Bacaan: 16 Staf Kelompok Secapa TNI AD Masih Menerima Perawatan di Rumah Sakit Dustira

IMTB mengungkapkan bahwa banyak rumah sakit di Indonesia telah mendapatkan pengakuan dan pengakuan internasional atas kualitas pelayanan medis dari institusi internasional.

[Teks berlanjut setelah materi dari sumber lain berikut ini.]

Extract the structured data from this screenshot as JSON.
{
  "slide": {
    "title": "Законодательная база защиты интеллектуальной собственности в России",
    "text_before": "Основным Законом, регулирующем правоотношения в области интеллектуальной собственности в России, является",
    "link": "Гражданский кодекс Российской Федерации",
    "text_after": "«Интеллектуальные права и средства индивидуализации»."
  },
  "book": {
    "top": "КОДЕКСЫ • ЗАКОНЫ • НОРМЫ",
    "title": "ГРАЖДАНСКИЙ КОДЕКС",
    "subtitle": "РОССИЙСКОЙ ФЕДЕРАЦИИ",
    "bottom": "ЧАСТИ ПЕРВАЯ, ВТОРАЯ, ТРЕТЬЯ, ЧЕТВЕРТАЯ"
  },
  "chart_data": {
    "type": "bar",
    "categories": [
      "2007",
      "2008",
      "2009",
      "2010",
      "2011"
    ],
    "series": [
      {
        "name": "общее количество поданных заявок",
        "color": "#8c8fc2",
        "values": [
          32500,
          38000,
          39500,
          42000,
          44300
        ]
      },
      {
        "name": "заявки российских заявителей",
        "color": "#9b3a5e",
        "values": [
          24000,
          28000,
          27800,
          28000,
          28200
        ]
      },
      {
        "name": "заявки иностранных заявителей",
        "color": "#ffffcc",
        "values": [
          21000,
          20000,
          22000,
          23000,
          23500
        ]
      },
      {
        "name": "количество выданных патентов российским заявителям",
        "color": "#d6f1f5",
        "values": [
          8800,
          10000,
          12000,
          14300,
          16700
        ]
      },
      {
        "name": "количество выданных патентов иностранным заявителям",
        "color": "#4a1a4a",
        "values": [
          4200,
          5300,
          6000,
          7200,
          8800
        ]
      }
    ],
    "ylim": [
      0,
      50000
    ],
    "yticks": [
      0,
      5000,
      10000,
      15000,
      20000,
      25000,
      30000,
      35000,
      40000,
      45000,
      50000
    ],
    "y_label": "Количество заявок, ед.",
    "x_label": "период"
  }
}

IMTB mencontohkan banyak klinik dan rumah sakit yang siap memberikan pelayanan berkelas dunia kepada masyarakat Indonesia dan dunia.

Beberapa diantaranya adalah Jakarta Eye Center (JEC), Morula IVF, Gatot Soebroto Army Central Rumah Sakit, Jakarta, BIMC Siloam Nusa Dua, Rumah Sakit Bali Sanglah, Rumah Sakit Siloam, Denpasar, beberapa Rumah Sakit Awal Bro dan banyak lagi lainnya. — Beberapa rumah sakit ini bahkan bisa bersaing dengan rumah sakit di Malaysia dan Singapura, yang terakhir menjadi benchmark bagi masyarakat Indonesia.

“Dengan rumah sakit dengan kualitas dan pelayanan yang sama dengan negara maju, masyarakat tidak perlu lagi berobat ke luar negeri, seperti di Malaysia, Singapura atau Australia,” kata Yudiyantho, Selasa (14 Juli 2020).

“Dalam pandemi COVID-19, ini adalah peluang. Ia mengatakan:“ Sangat penting bagi penyedia layanan medis di Indonesia untuk dapat memberikan layanan medis kepada mereka yang terbiasa berwisata medis ke luar negeri. “Menghabiskan 100 triliun rupiah untuk mendapatkan layanan kesehatan di luar negeri. Menurut dia, menurut survei yang sama, jumlah orang Indonesia yang berobat ke luar negeri telah meningkat hampir 100% dalam sepuluh tahun terakhir.

Jika 2006 Ada 350.000 pasien, yang meningkat menjadi 600.000 pasien pada tahun 2015. Dia berkata: “Ini berarti kemungkinan devaluasi mata uang di bidang wisata medis sangat penting. Bahkan jika Indonesia memiliki klinik dan rumah sakit yang menyediakan layanan dan teknologi kesehatan, tidak lebih buruk dari Malaysia dan Malaysia. Singapura dan negara tetangga lainnya. Bacaan: Rasanya mencekam. Keluarga almarhum PDP Corona tidak dibaptis oleh petugas RS.

Untuk memanfaatkan momen tersebut, Yudiyantho mengatakan bahwa seluruh peserta industri wisata kesehatan Indonesia harus bersinergi untuk Menempati pasar domestik dengan cara yang sama. Tujuannya. “Kunci merebut pasar domestik adalah mengedukasi dan memajukan masyarakat Indonesia. “Kami buktikan kualitas dan pelayanan kesehatan di Indonesia sangat bagus,” kata Yudiyantho.